Some of the NBA’s greatest names had to fail in the fire multiple times before they could emerge victorious on the other side. Is this the path Harden has been on all these years?
“History always repeats itself, in a sense. This is (Harden’s) road. This is his story that he has to tell or to write,” said Ariza, who’s one of the few Rockets remaining from the team’s 2015 Western Conference finals loss to the Warriors. “It’s all coming together for him. This is his test. So the rest of it’s yet to be seen, but I know it’s not going to come from lack of work or lack of want. Because we, as well as he — he wants this, too. Just time will tell.”
The constant championship talk — ideal for TV sound bites and internet clicks — can be overblown. It’s a time of internationally loved mega-millionaires. The NBA’s superstars possess more branding and buying power than ever before, and Durant won it all for the first time last season by taking his talents to The Bay. How much does a ring really mean when you can win one just by joining an alreadyloaded team?

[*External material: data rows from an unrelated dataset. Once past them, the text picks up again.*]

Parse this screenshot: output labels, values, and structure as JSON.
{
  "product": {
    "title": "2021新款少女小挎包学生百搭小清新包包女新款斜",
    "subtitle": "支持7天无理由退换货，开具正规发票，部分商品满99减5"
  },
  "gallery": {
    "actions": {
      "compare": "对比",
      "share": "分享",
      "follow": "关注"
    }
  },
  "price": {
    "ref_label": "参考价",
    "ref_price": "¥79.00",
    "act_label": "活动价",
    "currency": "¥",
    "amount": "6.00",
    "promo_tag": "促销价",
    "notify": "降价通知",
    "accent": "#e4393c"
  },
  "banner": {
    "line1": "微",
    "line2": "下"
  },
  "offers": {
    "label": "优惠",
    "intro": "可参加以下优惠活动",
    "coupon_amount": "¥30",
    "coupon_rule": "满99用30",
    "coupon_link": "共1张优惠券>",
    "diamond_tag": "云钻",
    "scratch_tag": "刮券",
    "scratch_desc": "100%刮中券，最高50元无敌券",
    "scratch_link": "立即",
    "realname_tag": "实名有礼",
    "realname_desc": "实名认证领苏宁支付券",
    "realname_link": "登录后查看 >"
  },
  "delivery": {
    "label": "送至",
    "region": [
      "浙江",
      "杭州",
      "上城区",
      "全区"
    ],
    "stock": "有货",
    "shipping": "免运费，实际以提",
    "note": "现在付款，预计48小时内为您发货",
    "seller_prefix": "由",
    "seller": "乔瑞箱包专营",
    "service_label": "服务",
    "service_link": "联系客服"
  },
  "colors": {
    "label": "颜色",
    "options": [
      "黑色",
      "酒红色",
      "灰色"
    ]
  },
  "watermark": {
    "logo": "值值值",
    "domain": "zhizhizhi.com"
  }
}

We know that titles — possessing or lacking — end all debates. LeBron James can have anything in the world, but The King still bows to Michael Jordan’s six. The annual pursuit of rings also created the league’s topheavy superteam era, which just produced a season that featured almost one-third of the league tanking, and treats an 82-game season like a soft run for a two-month postseason tournament.
Prove it in the playoffs. Prove it in the playoffs. Prove it in the playoffs.
We heard those words about Harden and his Rockets as soon as they started scorching way back in October. With 14-, 17- and 11-game winning streaks in the rearview mirror, they have everything to prove and their real test — the one we’ll remember — is just beginning.
Do the playoffs truly define individual legacies?
“I agree to a certain point, but only to a certain point,” D’Antoni said.
“There’s some great players that haven’t won a lot of championships. I was probably the biggest Jerry West fan ever and we lost like 10 Finals in a row. So I didn’t think that diminished what — he’s still The Logo. And he should be.
“So to a certain extent, I get it. But it’s also a team win. It’s not just an individual win. When the team’s better ...they win. It’s hard to say one player causes them to win.”
That’s the thing about these Rockets. A team constructed and reconstructed by general manager Daryl Morey gives Harden, Paul and D’Antoni their best shot to immediately alter all their individual stories.
Time in the spotlight
Harden, one of the game’s greatest modern scorers and the face of a franchise, could rise above Durant and Westbrook in these playoffs.
Paul, one of the best point guards of all time, can end the annual can’t-finish-inthe-playoffs reminder.
D’Antoni could win his first ring the season after winning Coach of the Year, all while preventing The King and the Warriors from claiming another title.
This two-month tournament can make and reshape legacies.
“This is where memories are made, moments are made . ... And we’ve got an opportunity to do that,” Paul said.
This is the time when world champions write their own stories.
James Harden and Chris Paul have the opportunity to wipe away past playoff failures by winning a championship.